See an old-fashioned Las Vegas print shop at work

Clark County Museum
1820 S. Boulder Hwy.
Henderson, NV 89015
(702) 455-7955

Hours of Operation:
Open daily, 9 a.m. - 4:30 p.m.

Cost: Adults $1.50, children 3-15
and seniors $1. Yearly memberships are also available at rates of $15 for seniors and students, $25 for individuals and $40 for families.

Directions: Approximately 20 miles from the Las Vegas Strip. From the Strip, take Interstate 15 South to Interstate 215 East. Get in the right-hand lane to turn right (South) on Interstate 515/93. Exit left (East) at Horizon Drive and turn right (South) on Boulder Highway.

On Heritage Street, visitors will find the Clark County Heritage Museum's replica of a 20th century print shop. Many of Nevada's oldest newspapers were printed with presses and equipment similar to those found in the shop today.

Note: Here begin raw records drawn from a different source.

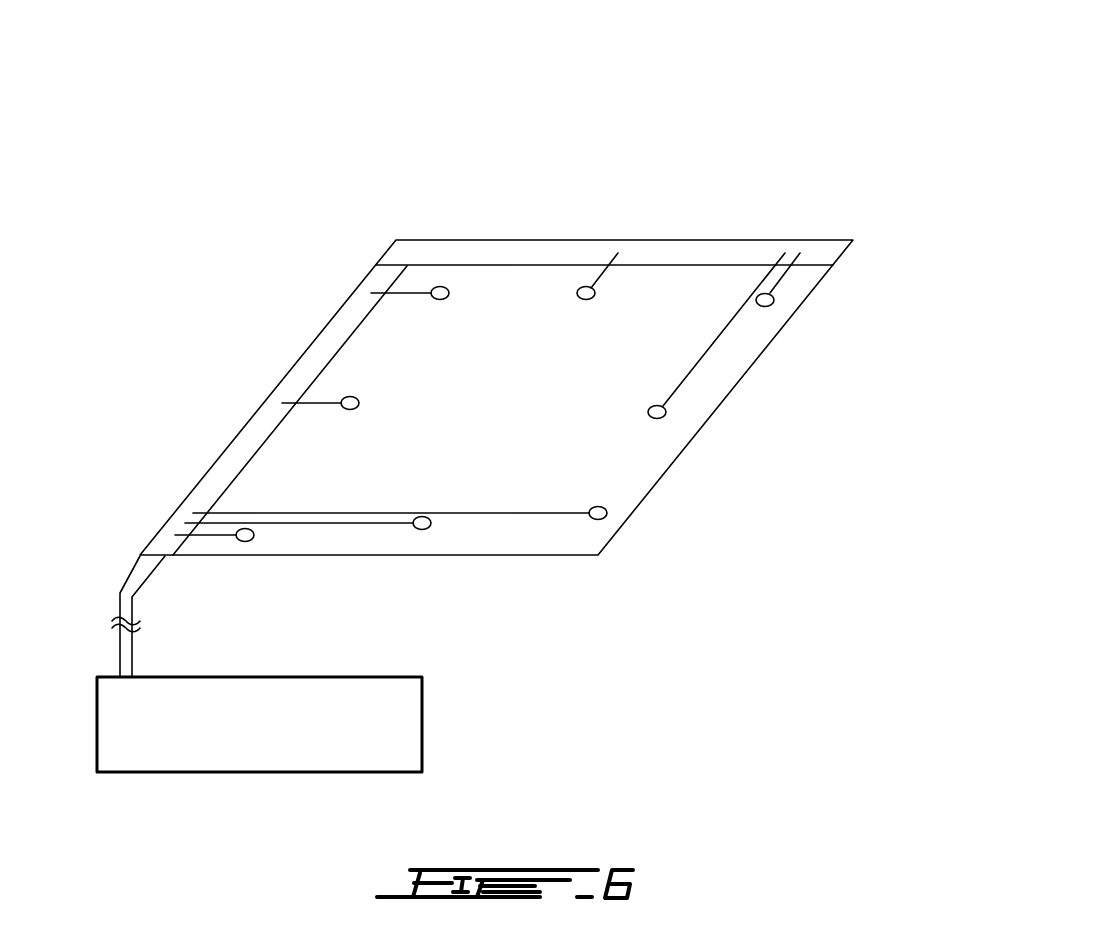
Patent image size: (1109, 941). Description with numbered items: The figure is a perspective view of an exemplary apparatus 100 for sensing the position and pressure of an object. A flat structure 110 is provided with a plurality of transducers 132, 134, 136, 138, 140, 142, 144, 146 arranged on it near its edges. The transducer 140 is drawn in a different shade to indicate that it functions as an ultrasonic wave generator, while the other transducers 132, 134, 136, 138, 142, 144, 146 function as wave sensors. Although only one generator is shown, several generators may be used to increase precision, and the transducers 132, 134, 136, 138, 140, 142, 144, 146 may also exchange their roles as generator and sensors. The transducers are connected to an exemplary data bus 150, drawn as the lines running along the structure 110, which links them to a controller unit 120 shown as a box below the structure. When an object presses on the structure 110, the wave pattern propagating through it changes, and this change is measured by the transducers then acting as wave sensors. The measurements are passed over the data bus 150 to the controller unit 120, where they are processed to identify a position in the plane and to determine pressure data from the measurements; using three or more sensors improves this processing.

The apparatus 100 is at (767, 182).
The structure 110 is at (597, 556).
The controller unit 120 is at (422, 740).
The transducer 132 is at (607, 513).
The transducer 134 is at (666, 412).
The transducer 136 is at (774, 301).
The transducer 138 is at (588, 286).
The transducer 140 is at (443, 286).
The transducer 142 is at (350, 396).
The transducer 144 is at (243, 542).
The transducer 146 is at (421, 530).
The data bus 150 is at (390, 248).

Not long ago “Sin City” was a slow, desert town off the San Pedro, Los Angeles & Salt Lake Railroad. Stores with tin roofs and false fronts were common in the early 1900s in Las Vegas and other towns throughout Southern Nevada. Turn-of-the-century residents would buy flour and beans at the dry goods store and a drink at the nearby saloon. Visitors passing through in search of land or fortune farther west could stay at a barebones hotel on Main Street.

To get a true feel of what it was like in old Las Vegas, go to the Clark County Heritage Museum in Henderson just 20 miles from the Las Vegas Strip. On a small tree-lined boulevard called Heritage Street, visitors can walk through eight historic structures; many of them restored buildings that were relocated from cities throughout Southern Nevada. One of those buildings is a replica of the print shops that might have been found in the old Las Vegas.

“It’s one of the very few buildings on Heritage Street that is a replica and not the original structure,” says Mark Ryzdynski, Clark County Heritage Museum curator. “Inside we have large presses, folders, cutters and a linotype machine. The equipment ranges in use from as early as 1900 to the 1950s. This was around the time that many papers around Las Vegas like the Las Vegas Age and the Henderson Home News were just getting started.”

The museum started to build Heritage Street in 1982. The print shop was either the third or fourth building erected with the help of funding from the Donald W. Reynolds Foundation. Unlike other structures on Heritage Street, the print shop’s foundation had to be reinforced to support all the printing equipment.

“We did a little research regarding what a print shop might have looked like back then,” Ryzdynski says. “We tried to mimic the workflow set up that a real print shop would have had. We have one area for composition, another for printing and another for cutting.”

Toward the back of the print shop, visitors will find an early Chandler & Price Platen Press. “It was portable so an editor could move it by wagon or railroad when he needed to,” Ryzdynski says. “Then you have the Babcock drum cylinder press that would be more indicative of the later period of printing.”